Two themes dominate 2025–2026 Corp Fin comments. First, third-party/supply chain oversight descriptions are too generic — "we evaluate key vendors for cybersecurity risk" is not a process. Comment letters ask for the framework used (NIST SP 800-161, ISO/IEC 27036, the registrant's own written program), the scope of covered vendors, the cadence of reassessment, and how findings flow into procurement, contracts, and board reporting. Second, the governance disclosure must match lived reality — if a registrant claims quarterly board-level briefings, comment letters will pull the minutes.

The connection to Item 1.05 is direct. If a material incident originates from a third-party software component, the registrant's Item 106 narrative about supply chain oversight becomes contemporaneous evidence in the materiality and disclosure analysis.

How are software supply chain incidents treated differently?

The 2024–2025 incident environment was dominated by supply chain origin events: the continuing fallout from MOVEit and Accellion, the July 2024 CrowdStrike Falcon content update outage, the ongoing npm and PyPI package compromises, and several downstream exposures from managed file transfer and identity platforms.

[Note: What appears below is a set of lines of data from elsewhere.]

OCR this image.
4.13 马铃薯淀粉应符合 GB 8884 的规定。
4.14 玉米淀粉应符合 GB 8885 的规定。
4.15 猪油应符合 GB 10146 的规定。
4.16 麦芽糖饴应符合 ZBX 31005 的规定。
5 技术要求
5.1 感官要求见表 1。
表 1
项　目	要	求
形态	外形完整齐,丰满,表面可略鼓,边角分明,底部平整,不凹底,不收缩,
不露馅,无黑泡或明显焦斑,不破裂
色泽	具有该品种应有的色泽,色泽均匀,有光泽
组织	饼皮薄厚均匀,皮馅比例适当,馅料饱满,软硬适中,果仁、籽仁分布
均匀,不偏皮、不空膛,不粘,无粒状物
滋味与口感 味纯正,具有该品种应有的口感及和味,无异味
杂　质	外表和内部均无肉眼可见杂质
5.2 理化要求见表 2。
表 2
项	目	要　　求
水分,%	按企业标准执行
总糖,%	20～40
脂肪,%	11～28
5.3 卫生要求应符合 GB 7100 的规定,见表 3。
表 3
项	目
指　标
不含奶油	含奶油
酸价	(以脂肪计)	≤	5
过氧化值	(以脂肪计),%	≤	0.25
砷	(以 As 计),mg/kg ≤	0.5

The SEC's practical stance: a supply chain incident is not automatically material, but when it is, the registrant's disclosure obligation does not shift to the upstream vendor. Item 1.05(d) addresses the scenario where the registrant cannot yet determine impact because the incident occurred at a third-party service provider — registrants must still assess and disclose once they reasonably can, and Corp Fin has been firm that opacity upstream is not a permanent excuse.

This is where software bill of materials and attestation evidence stops being a nice-to-have. A registrant that already has an inventory of software components, signed provenance, and vendor attestations can determine materiality in hours rather than weeks. A registrant that has to email vendors and wait for answers is the one ending up with an 8-K that reads badly.

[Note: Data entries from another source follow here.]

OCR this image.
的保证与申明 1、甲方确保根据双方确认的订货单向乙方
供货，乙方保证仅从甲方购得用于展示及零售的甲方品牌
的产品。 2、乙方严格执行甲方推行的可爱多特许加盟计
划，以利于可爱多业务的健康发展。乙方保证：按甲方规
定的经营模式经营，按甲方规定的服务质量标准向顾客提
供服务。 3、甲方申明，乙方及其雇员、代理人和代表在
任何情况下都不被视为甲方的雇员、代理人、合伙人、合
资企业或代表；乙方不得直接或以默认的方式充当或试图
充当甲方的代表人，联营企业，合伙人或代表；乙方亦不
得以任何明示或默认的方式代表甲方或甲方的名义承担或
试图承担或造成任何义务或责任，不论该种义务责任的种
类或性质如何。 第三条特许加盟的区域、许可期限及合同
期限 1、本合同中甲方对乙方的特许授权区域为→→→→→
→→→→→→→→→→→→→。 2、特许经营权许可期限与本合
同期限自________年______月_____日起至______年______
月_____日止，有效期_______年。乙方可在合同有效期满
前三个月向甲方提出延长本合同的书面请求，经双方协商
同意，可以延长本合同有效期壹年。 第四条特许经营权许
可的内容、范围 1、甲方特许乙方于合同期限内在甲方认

What should public company security and legal teams do now?

First, treat the materiality memo as a standing disclosure-control artefact. It should have a template, named reviewers, and retention policy. Second, rehearse. The Division's sample letters are a free tabletop exercise — run them against your last 12 months of incidents, drafts, and Item 106 disclosures and find the gaps. Third, close the supply chain blind spot. If a material event originates from a library, container image, or SaaS vendor, you need to know within hours which of your products are exposed and which customers are affected.

Fourth, align Item 106 disclosures with operating reality. If your Item 106 text claims third-party risk oversight you cannot evidence, fix the operations — not the disclosure. Plaintiffs' securities firms read Item 106 carefully. Fifth, track the ongoing SolarWinds litigation and the Commission's 2026 enforcement calendar; the doctrinal gaps get narrower every quarter.

How Safeguard.sh Helps

Safeguard.sh shortens the path from incident detection to a defensible materiality decision. Lino, our compliance mapping engine, maps your incident response runbook and disclosure controls to SEC Release No. 33-11216, Form 8-K Item 1.05, Regulation S-K Item 106, NIST SP 800-161 Rev. 2, and NIST Cybersecurity Framework 2.0, giving your disclosure committee a ready-made evidence trail. Our SBOM service continuously tracks every component in every release, so when a MOVEit-class supply chain event lands, you can answer "are we exposed" in minutes rather than days. The TPRM module maintains a live inventory of software vendors with their attestations, pledge signatory status, and SEC-cited incident history, feeding directly into your Item 106 third-party narrative. Safeguard.sh's attestation and signing pipeline produces in-toto and SLSA-aligned provenance for every release, which becomes contemporaneous evidence when Corp Fin or plaintiffs' counsel reconstruct the timeline. The result is an 8-K you can file in four days without an apologetic Item 1.05(c) amendment three weeks later.

Two years in, the SEC's rule is not ambiguous. The registrants treating it as a disclosure problem alone are the ones getting comment letters. The ones treating it as an engineering and supply chain problem are not.